Easy Backyard Chicken Coops

Construct this easy DIY coop, and keep your own chickens for delicious, nutritious eggs.

  • ChickCoops
    A slightly remodeled plastic doghouse and a wire pen make a perfect home for two to four hens.

  • ChickCoops

There are dozens of reasons to keep a few hens in your backyard, including pest control and sheer entertainment. Fresh eggs may be the most popular reason, and eggs from hens allowed to do what comes naturally — roam and peck at grasses, weed seeds and bugs — not only taste better, they’re better for you than eggs from cage-raised hens. Free-range eggs are higher in vitamin E and beta carotene, and lower in cholesterol. (Look for the exciting results of recent research in the October/November 2007 issue of Mother Earth News).

Break with Tradition

Keeping chickens should be fun and require little management. You don’t need to spend lots of money and time to get set up. You can let them out to range, and they will instinctively return to their roosts at dusk. Just be sure to keep them penned up for a few days before you let them range for the first time; it takes them awhile to learn where ‘home’ is.

If you’re thinking of a walk-in shed with a small outside run of barren earth, it’s time to change your thinking. There’s a better way to keep your hens. Instead of a traditional chicken shed, use a small moveable pen that allows chickens to eat bugs (ticks, grasshoppers, worms, fleas, etc.), grass (yes, chickens do eat grass and plants) and weed seeds. Let your chickens graze in the yard and move the pen every day or two. This creates a synergistic relationship — both the chickens and the lawn benefit.

Predator Protection

Whatever coop style you choose, be sure it’s secure. Even in an urban environment, predators can be a serious problem. Dogs, cats and wild animals and raptors will help themselves to a free chicken dinner if you don't stop them. To get to your birds, predators will fly into, dig under or gnaw into any coop they can.
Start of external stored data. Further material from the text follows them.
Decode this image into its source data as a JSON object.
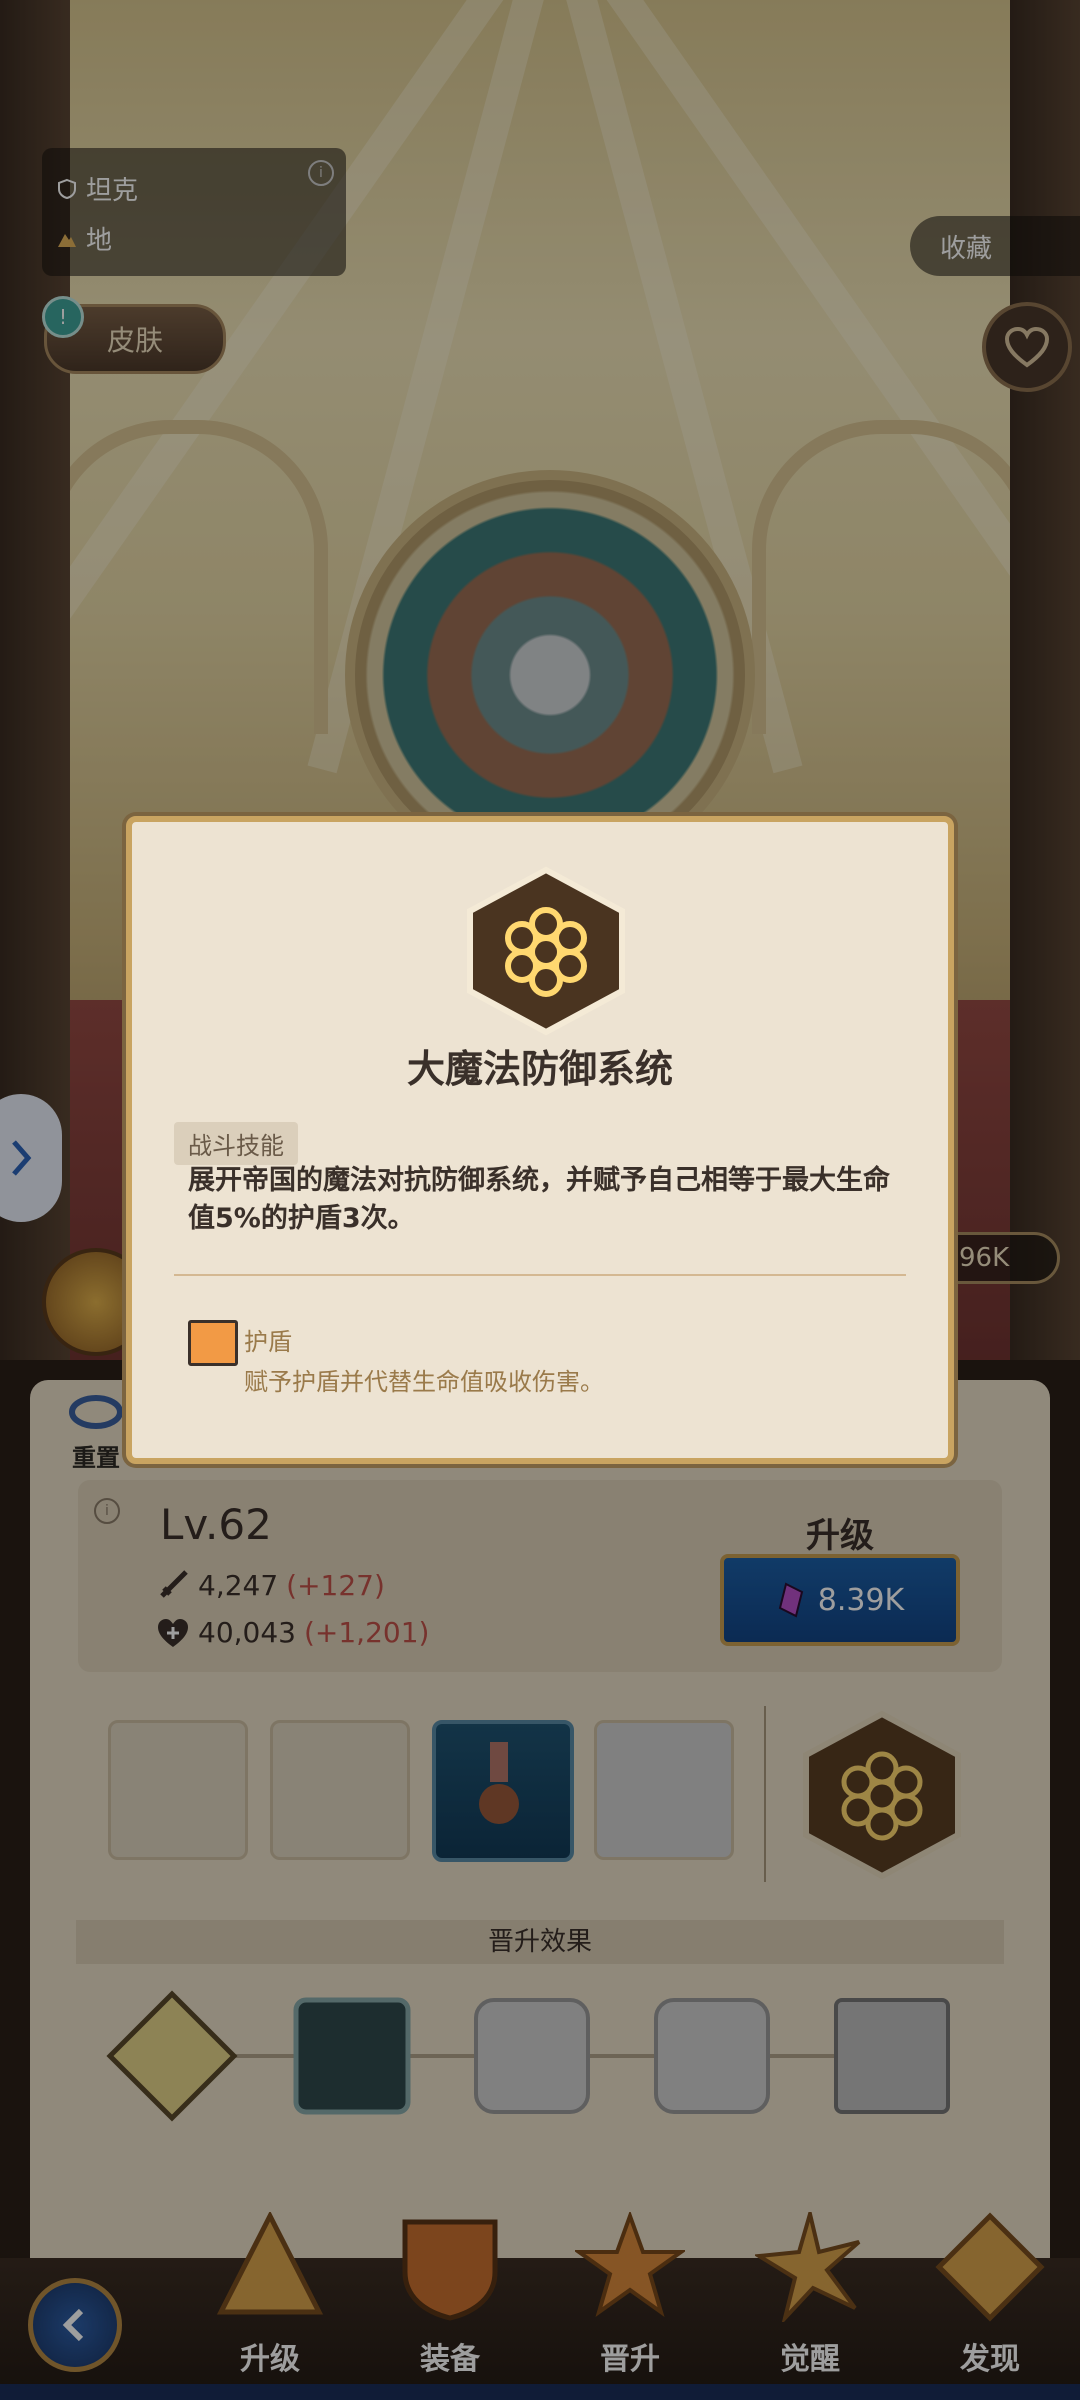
{
  "hero": {
    "role": "坦克",
    "terrain": "地"
  },
  "top": {
    "skin_label": "皮肤",
    "favorite_label": "收藏",
    "power_value": "96K"
  },
  "panel": {
    "reset_label": "重置",
    "level": "Lv.62",
    "attack": "4,247",
    "attack_bonus": "(+127)",
    "hp": "40,043",
    "hp_bonus": "(+1,201)",
    "upgrade_label": "升级",
    "upgrade_cost": "8.39K",
    "promotion_title": "晋升效果"
  },
  "popup": {
    "skill_name": "大魔法防御系统",
    "skill_type": "战斗技能",
    "description": "展开帝国的魔法对抗防御系统，并赋予自己相等于最大生命值5%的护盾3次。",
    "status_name": "护盾",
    "status_desc": "赋予护盾并代替生命值吸收伤害。"
  },
  "nav": {
    "items": [
      {
        "label": "升级"
      },
      {
        "label": "装备"
      },
      {
        "label": "晋升"
      },
      {
        "label": "觉醒"
      },
      {
        "label": "发现"
      }
    ]
  },
  "colors": {
    "accent_blue": "#1c5fa7",
    "gold": "#c9a461",
    "bonus_red": "#c0514a"
  },
  "icons": [
    "shield-icon",
    "mountain-icon",
    "info-icon",
    "heart-icon",
    "chevron-right-icon",
    "sword-icon",
    "heart-plus-icon",
    "gem-icon",
    "hexagon-skill-icon",
    "back-arrow-icon"
  ]
}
So you must plan to provide protection against predators. Chicken wire keeps your chickens in the coop, but it may not be strong enough to keep dogs or coyotes out. Heavier gauge mesh or woven wire are options to consider. Electric poultry netting (light and easily moved) is also a popular option to keep predators out and chickens in. A small doghouse inside a portable wire pen makes a great fortress for two to four hens. Click here for details on this low-cost option.

Most dogs can be trained not to bother chickens, and a dog’s presence will deter many chicken predators, too.

4/7/2010 1:12:42 PM

I used a trampoline someone gave me for a chicken coop. I attached an old 4 by 3 (large dog house)building on one corner and wrapped the frame with fencing that was also given to me.Just leave the black cover on it. you will have to put some kind of support in the middle of the trampoline for water run off . It works great ,my husband doesnt like it,but it works great

Lucinda Hough
5/26/2009 2:48:50 PM

This year I raised meat chicks and they grew out of the box I had them in so fast! I went to the grocery store and asked for a box that watermelons come in. They were happy to give it to me, and it works awesome for my growing chicks! It is the perfect height and width and they have plenty of room to move around now.

Aggie Janicot
5/23/2009 12:16:59 PM

I have a chicken tractor based off the traditional "chicken ark" design. I really love it. I made mine from scratch for about 175.00 of new lumber, but it could have been done a lot cheaper with recycled wood. I suggest doing a search on 'chicken tractors". You'll find lots of wonderful pictures and ideas!